Last weekend, Tess and I made our way west to Bandon, Ore. to get our fill of crab and other seafood delights. The couple of days we spent at the beach were nothing less than marvelous.




The days stood at a staggering 80 degrees on the beach with no wind and visibility for 20 miles. We hit the low tide, very low tide at around 8:30 a.m. and were able to walk around the tide pools at our leisure. There seemed to be no one on the beach for this beautiful day and seemingly no one in town as well. We asked around for a recommendation to eat that evening and found what can be described only as a hidden jewel of a place in the harbor called Alloro Wine Bar and Restaurant.




For a wine guy like myself, I look for three things in a fine restaurant that says "Wine bar" on its sign or menu.




The number one issue to me is the selection of wine available to taste. Wine bars do not have to offer a wide selection of wines to taste or pour by the glass, but the pours must be meaningful to what the owners wish to present to the cuisine-conscious public. (Tasting is simply an ounce or so of juice and a "pour" is a substantial amount that not only looks good in a glass but looks and feels substantial to the purchaser of the "pour.") The selection of wine by the glass poured was excellent, as were the amounts poured by the glass.

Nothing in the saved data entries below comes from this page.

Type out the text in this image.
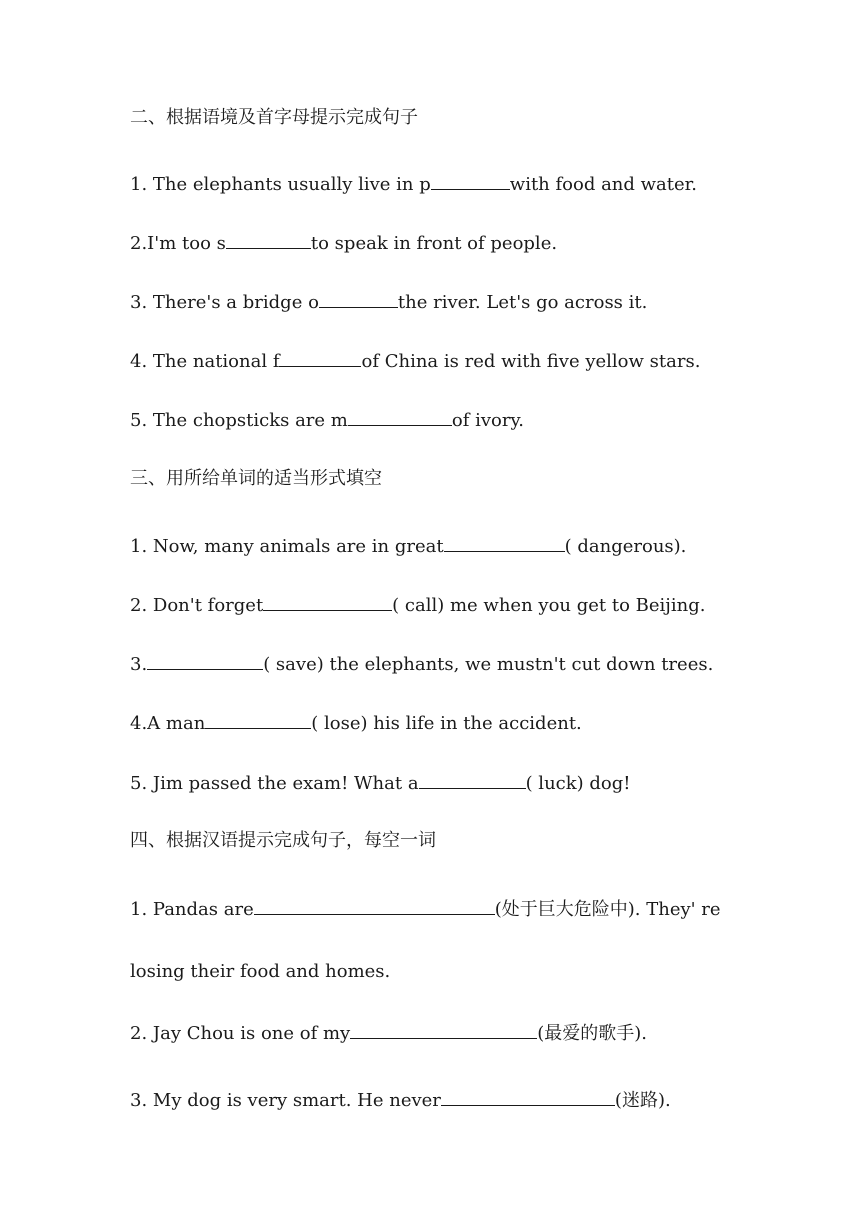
二、根据语境及首字母提示完成句子
1. The elephants usually live in p	with food and water.
2.I'm too s	to speak in front of people.
3. There's a bridge o	the river. Let's go across it.
4. The national f	of China is red with five yellow stars.
5. The chopsticks are m	of ivory.
三、用所给单词的适当形式填空
1. Now, many animals are in great	( dangerous).
2. Don't forget	( call) me when you get to Beijing.
3.	( save) the elephants, we mustn't cut down trees.
4.A man	( lose) his life in the accident.
5. Jim passed the exam! What a	( luck) dog!
四、根据汉语提示完成句子，每空一词
1. Pandas are	(处于巨大危险中). They' re
losing their food and homes.
2. Jay Chou is one of my	(最爱的歌手).
3. My dog is very smart. He never	(迷路).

The wine selection must also be meaningful to the type and design of the menu offered, in this case, northern Italian cuisine. The wine list at Alloro is very good and included many wines from the Tuscany and the Piemonte regions of Italy, as well as many Oregon Pinot Noir and the classics from California, Washington and France. With one or two selections that I would have added on the list in the "Italian Red" by the bottle, the wine list section offering was well thought out for the delightful menu offerings.




The second thing I look for in an upscale restaurant are the types of glasses used for tastings, as well as at the table. Alloro uses fine stemware with classic Claret or Burgundy shapes, again perfect with the needs of the wine list and cuisine.




Thirdly, the wait staff must be sharp, well versed in the wines and the wines must be presented properly and served at the correct temperature for immediate consumption. I chose a Barbera from Ugo Lequio with the rabbit I had ordered and the wine came slightly cool and the presentation was very good indeed. Tess asked for a sweeter Sauvignon Blanc from High Pass winery in Oregon and it was served cool to cold and was just lovely.




The menu from Alloro covers all the bases and is oozing with delightful haut Italian cuisine such as affettati antipasti (cold Italian meats), prosciutto e melone, and tonno in salsa, which was a local tuna served seared rare, very lovely. The list went on and on with every entree' served with quiet elegance and beautifully presented on the plate.




The restaurant is owned by a couple, Lian Schmidt and Jeremy Huck. Huck received his training in Tuscany and the simple elegance of the cuisine speaks volumes of what we find in Tuscany. It is tough to transport Tuscany to a small town on the Southern Oregon coast, but these folks have done more than an admirable job.




Bravi! For elegant huat cuisine from a Tuscan kitchen, look no further, it is worth a night on the coast.